Jurors also heard odd vignettes befitting the quirky defendant: how Shkreli slept on the floor of his office in a sleeping bag for two years; how a drug company board member and former American Express executive wrote an email saying he’d meet Shkreli “only if I can touch your soft skin”; how Shkreli wrote to the wife of an employee threatening to make the family homeless if the man didn’t settle a debt.

Martin Shkreli, former chief executive officer of Turing Pharmaceuticals AG, right, arrives at federal court in the Brooklyn borough of New York on Friday, August 4, 2017. Photo: Bloomberg
Martin Shkreli, former chief executive officer of Turing Pharmaceuticals AG, right, arrives at federal court in the Brooklyn borough of New York on Friday, August 4, 2017. Photo: Bloomberg

Shkreli didn’t testify. But rather than lay low like his lawyers wanted, he got into the act by using Facebook to bash prosecutors and news organisations covering his case.

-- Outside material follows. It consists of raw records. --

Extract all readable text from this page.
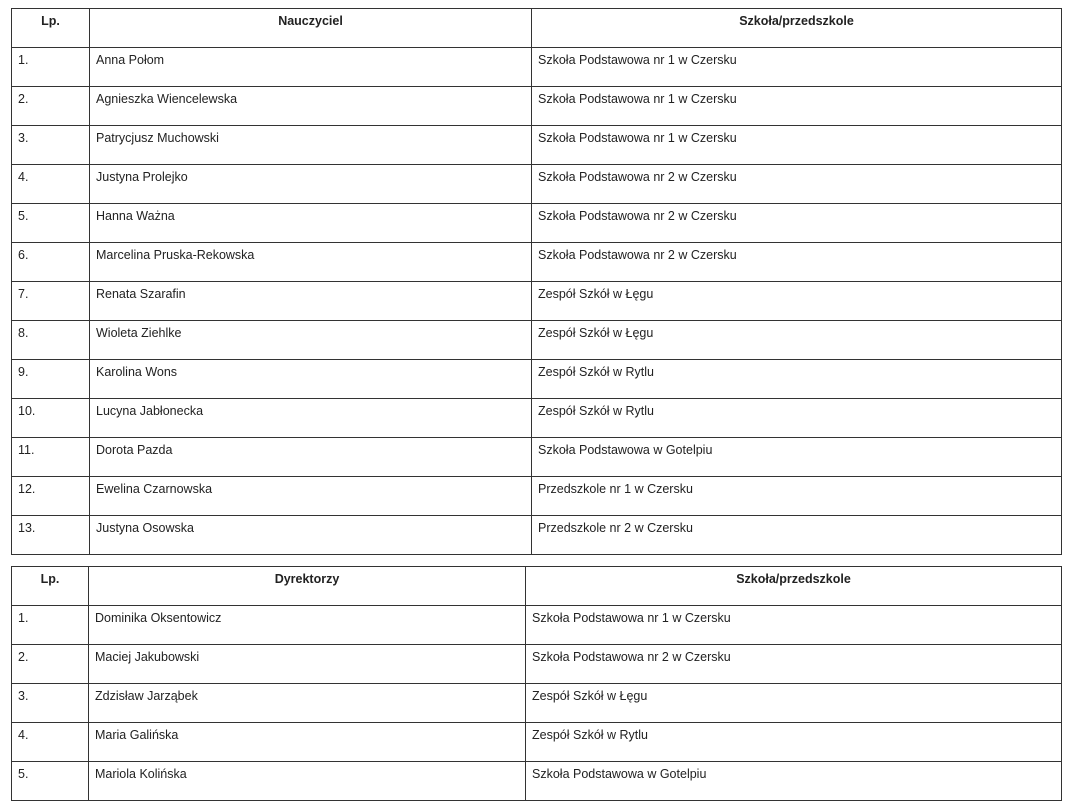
Lp.	Nauczyciel	Szkoła/przedszkole
1.	Anna Połom	Szkoła Podstawowa nr 1 w Czersku
2.	Agnieszka Wiencelewska	Szkoła Podstawowa nr 1 w Czersku
3.	Patrycjusz Muchowski	Szkoła Podstawowa nr 1 w Czersku
4.	Justyna Prolejko	Szkoła Podstawowa nr 2 w Czersku
5.	Hanna Ważna	Szkoła Podstawowa nr 2 w Czersku
6.	Marcelina Pruska-Rekowska	Szkoła Podstawowa nr 2 w Czersku
7.	Renata Szarafin	Zespół Szkół w Łęgu
8.	Wioleta Ziehlke	Zespół Szkół w Łęgu
9.	Karolina Wons	Zespół Szkół w Rytlu
10.	Lucyna Jabłonecka	Zespół Szkół w Rytlu
11.	Dorota Pazda	Szkoła Podstawowa w Gotelpiu
12.	Ewelina Czarnowska	Przedszkole nr 1 w Czersku
13.	Justyna Osowska	Przedszkole nr 2 w Czersku
Lp.	Dyrektorzy	Szkoła/przedszkole
1.	Dominika Oksentowicz	Szkoła Podstawowa nr 1 w Czersku
2.	Maciej Jakubowski	Szkoła Podstawowa nr 2 w Czersku
3.	Zdzisław Jarząbek	Zespół Szkół w Łęgu
4.	Maria Galińska	Zespół Szkół w Rytlu
5.	Mariola Kolińska	Szkoła Podstawowa w Gotelpiu
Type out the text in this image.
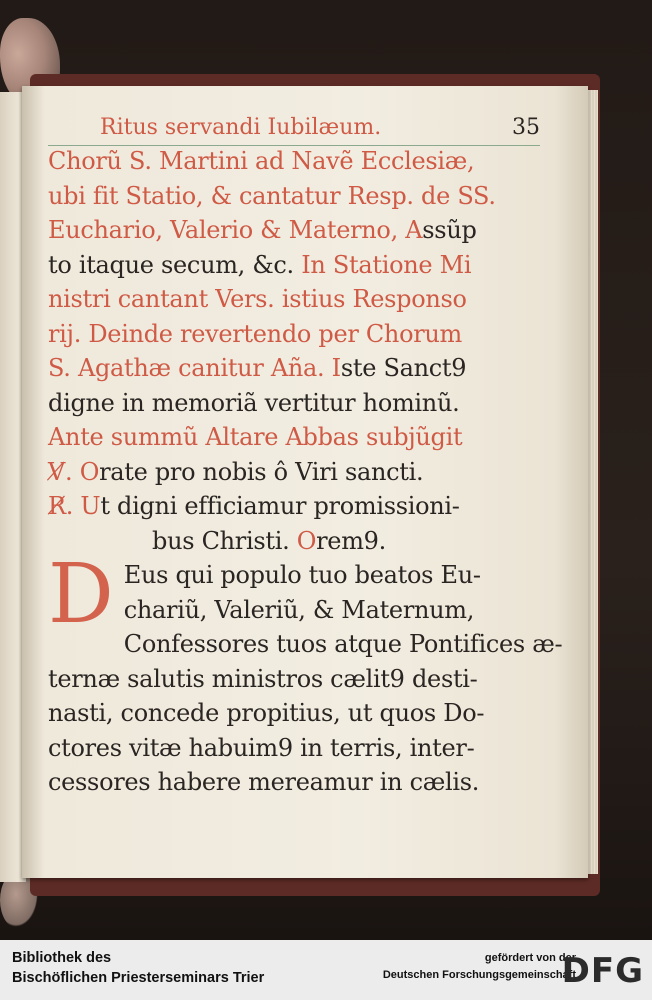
Ritus servandi Iubilæum.	35
Chorũ S. Martini ad Navẽ Ecclesiæ,
ubi fit Statio, & cantatur Resp. de SS.
Euchario, Valerio & Materno, Assũp
to itaque secum, &c. In Statione Mi
nistri cantant Vers. istius Responso
rij. Deinde revertendo per Chorum
S. Agathæ canitur Aña. Iste Sanct9
digne in memoriã vertitur hominũ.
Ante summũ Altare Abbas subjũgit
V̸. Orate pro nobis ô Viri sancti.
R̸. Ut digni efficiamur promissioni-
bus Christi. Orem9.
D Eus qui populo tuo beatos Eu-
chariũ, Valeriũ, & Maternum,
Confessores tuos atque Pontifices æ-
ternæ salutis ministros cælit9 desti-
nasti, concede propitius, ut quos Do-
ctores vitæ habuim9 in terris, inter-
cessores habere mereamur in cælis.
Bibliothek des
Bischöflichen Priesterseminars Trier
gefördert von der
Deutschen Forschungsgemeinschaft
DFG
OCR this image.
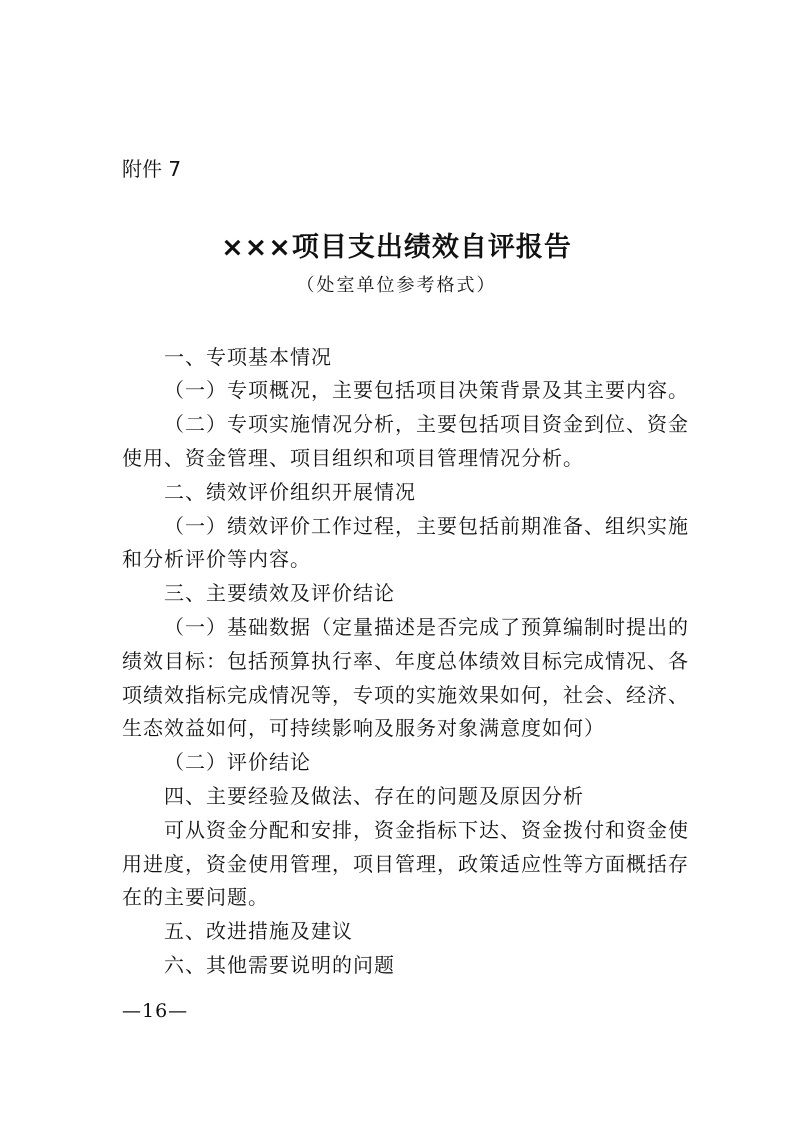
附件 7
×××项目支出绩效自评报告
（处室单位参考格式）
一、专项基本情况
（一）专项概况，主要包括项目决策背景及其主要内容。
（二）专项实施情况分析，主要包括项目资金到位、资金
使用、资金管理、项目组织和项目管理情况分析。
二、绩效评价组织开展情况
（一）绩效评价工作过程，主要包括前期准备、组织实施
和分析评价等内容。
三、主要绩效及评价结论
（一）基础数据（定量描述是否完成了预算编制时提出的
绩效目标：包括预算执行率、年度总体绩效目标完成情况、各
项绩效指标完成情况等，专项的实施效果如何，社会、经济、
生态效益如何，可持续影响及服务对象满意度如何）
（二）评价结论
四、主要经验及做法、存在的问题及原因分析
可从资金分配和安排，资金指标下达、资金拨付和资金使
用进度，资金使用管理，项目管理，政策适应性等方面概括存
在的主要问题。
五、改进措施及建议
六、其他需要说明的问题
—16—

In one recent post, he wrote, “My case is a silly witch hunt perpetrated by self-serving prosecutors. Drain the swamp. Drain the sewer that is the (Department of Justice.)”

The judge ordered Shkreli to keep his mouth shut in and around the courtroom after another rant to new reporters covering the trial.

Prosecutors “blame me for everything,” he said. “They blame me for capitalism.”